Cuba révolutionnaire continue de faire des progrès

53e anniversaire de la victoire cubaine contre la tentative d'invasion par la baie des Cochons

Le 19 avril était le 53e anniversaire de la victoire de Cuba contre les brigades terroristes à la solde des Etats-Unis qui ont tenté de renverser la Révolution. La tentative d'invasion américaine à la baie des Cochons s'est produite à une époque où les impérialistes américains avaient déjà provoqué des tragédies par des coups d'État, des interventions militaires et d'autres formes d'ingérence en Amérique latine et dans les Caraïbes. La victoire décisive de Cuba contre les forces ennemies à la Playa Girón en 1961, considérée comme la première défaite de l'impérialisme américain en Amérique latine, a donc une importance particulière pour tous les peuples des Amériques.

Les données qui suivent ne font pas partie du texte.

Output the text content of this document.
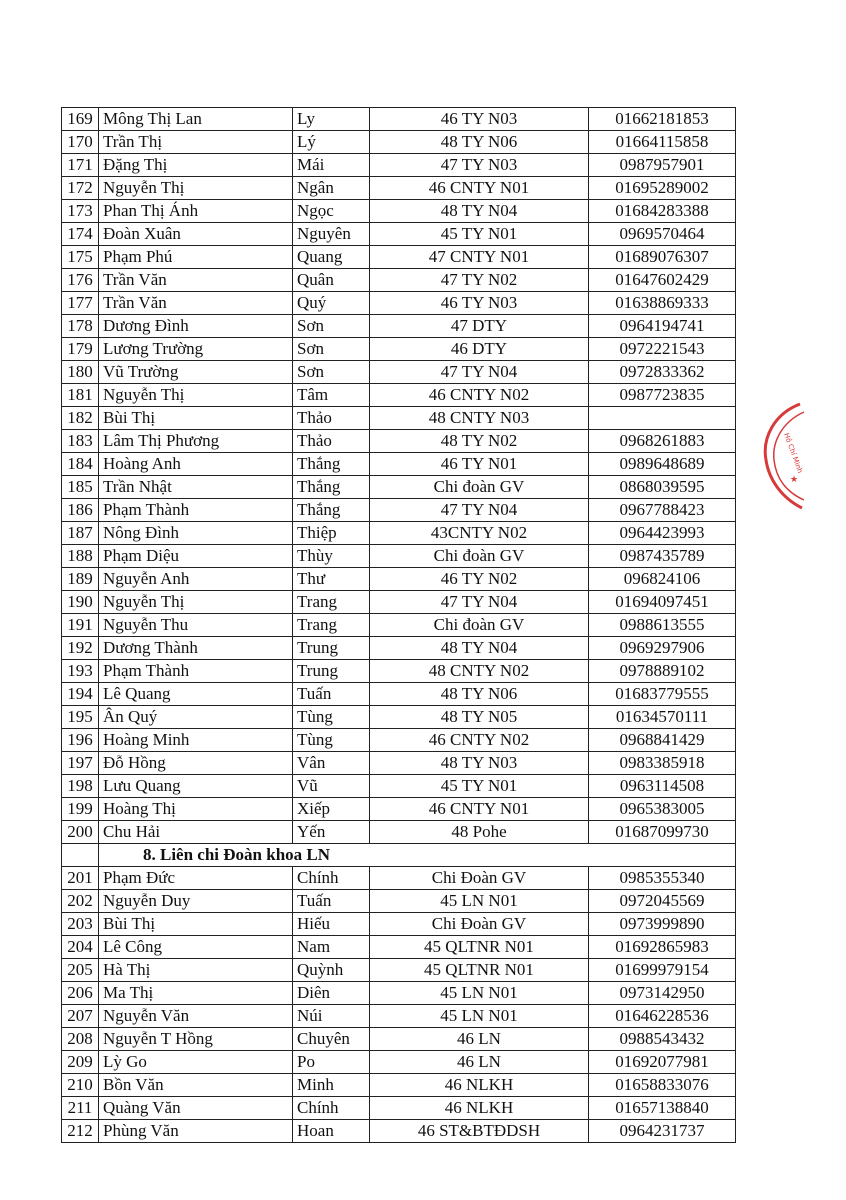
169	Mông Thị Lan	Ly	46 TY N03	01662181853
170	Trần Thị	Lý	48 TY N06	01664115858
171	Đặng Thị	Mái	47 TY N03	0987957901
172	Nguyễn Thị	Ngân	46 CNTY N01	01695289002
173	Phan Thị Ánh	Ngọc	48 TY N04	01684283388
174	Đoàn Xuân	Nguyên	45 TY N01	0969570464
175	Phạm Phú	Quang	47 CNTY N01	01689076307
176	Trần Văn	Quân	47 TY N02	01647602429
177	Trần Văn	Quý	46 TY N03	01638869333
178	Dương Đình	Sơn	47 DTY	0964194741
179	Lương Trường	Sơn	46 DTY	0972221543
180	Vũ Trường	Sơn	47 TY N04	0972833362
181	Nguyễn Thị	Tâm	46 CNTY N02	0987723835
182	Bùi Thị	Thảo	48 CNTY N03	
183	Lâm Thị Phương	Thảo	48 TY N02	0968261883
184	Hoàng Anh	Thắng	46 TY N01	0989648689
185	Trần Nhật	Thắng	Chi đoàn GV	0868039595
186	Phạm Thành	Thắng	47 TY N04	0967788423
187	Nông Đình	Thiệp	43CNTY N02	0964423993
188	Phạm Diệu	Thùy	Chi đoàn GV	0987435789
189	Nguyễn Anh	Thư	46 TY N02	096824106
190	Nguyễn Thị	Trang	47 TY N04	01694097451
191	Nguyễn Thu	Trang	Chi đoàn GV	0988613555
192	Dương Thành	Trung	48 TY N04	0969297906
193	Phạm Thành	Trung	48 CNTY N02	0978889102
194	Lê Quang	Tuấn	48 TY N06	01683779555
195	Ân Quý	Tùng	48 TY N05	01634570111
196	Hoàng Minh	Tùng	46 CNTY N02	0968841429
197	Đỗ Hồng	Vân	48 TY N03	0983385918
198	Lưu Quang	Vũ	45 TY N01	0963114508
199	Hoàng Thị	Xiếp	46 CNTY N01	0965383005
200	Chu Hải	Yến	48 Pohe	01687099730
	8. Liên chi Đoàn khoa LN			
201	Phạm Đức	Chính	Chi Đoàn GV	0985355340
202	Nguyễn Duy	Tuấn	45 LN N01	0972045569
203	Bùi Thị	Hiếu	Chi Đoàn GV	0973999890
204	Lê Công	Nam	45 QLTNR N01	01692865983
205	Hà Thị	Quỳnh	45 QLTNR N01	01699979154
206	Ma Thị	Diên	45 LN N01	0973142950
207	Nguyễn Văn	Núi	45 LN N01	01646228536
208	Nguyễn T Hồng	Chuyên	46 LN	0988543432
209	Lỳ Go	Po	46 LN	01692077981
210	Bồn Văn	Minh	46 NLKH	01658833076
211	Quàng Văn	Chính	46 NLKH	01657138840
212	Phùng Văn	Hoan	46 ST&BTĐDSH	0964231737
Hồ Chí Minh
★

Les commémorations de cette année étaient très à propos. Depuis quelques semaines on apprend petit à petit les détails d'un autre type d'agression, cette fois-ci par le réseau social ZunZuneo financé par l'agence américaine USAID, une activité décrite dans le manuel des Forces spéciales des Etats-Unis comme étant «de guerre non conventionnelle».

La tentative d'invasion d'avril 1961 avait également été précédée par une guerre non conventionnelle. Des agences américaines avaient mené une campagne agressive de diffamation et de déstabilisation contre Cuba. Les télédiffuseurs, journaux et agences de presse avaient créé un mur de désinformation sur la vie à Cuba et démonisaient les leaders de la Révolution.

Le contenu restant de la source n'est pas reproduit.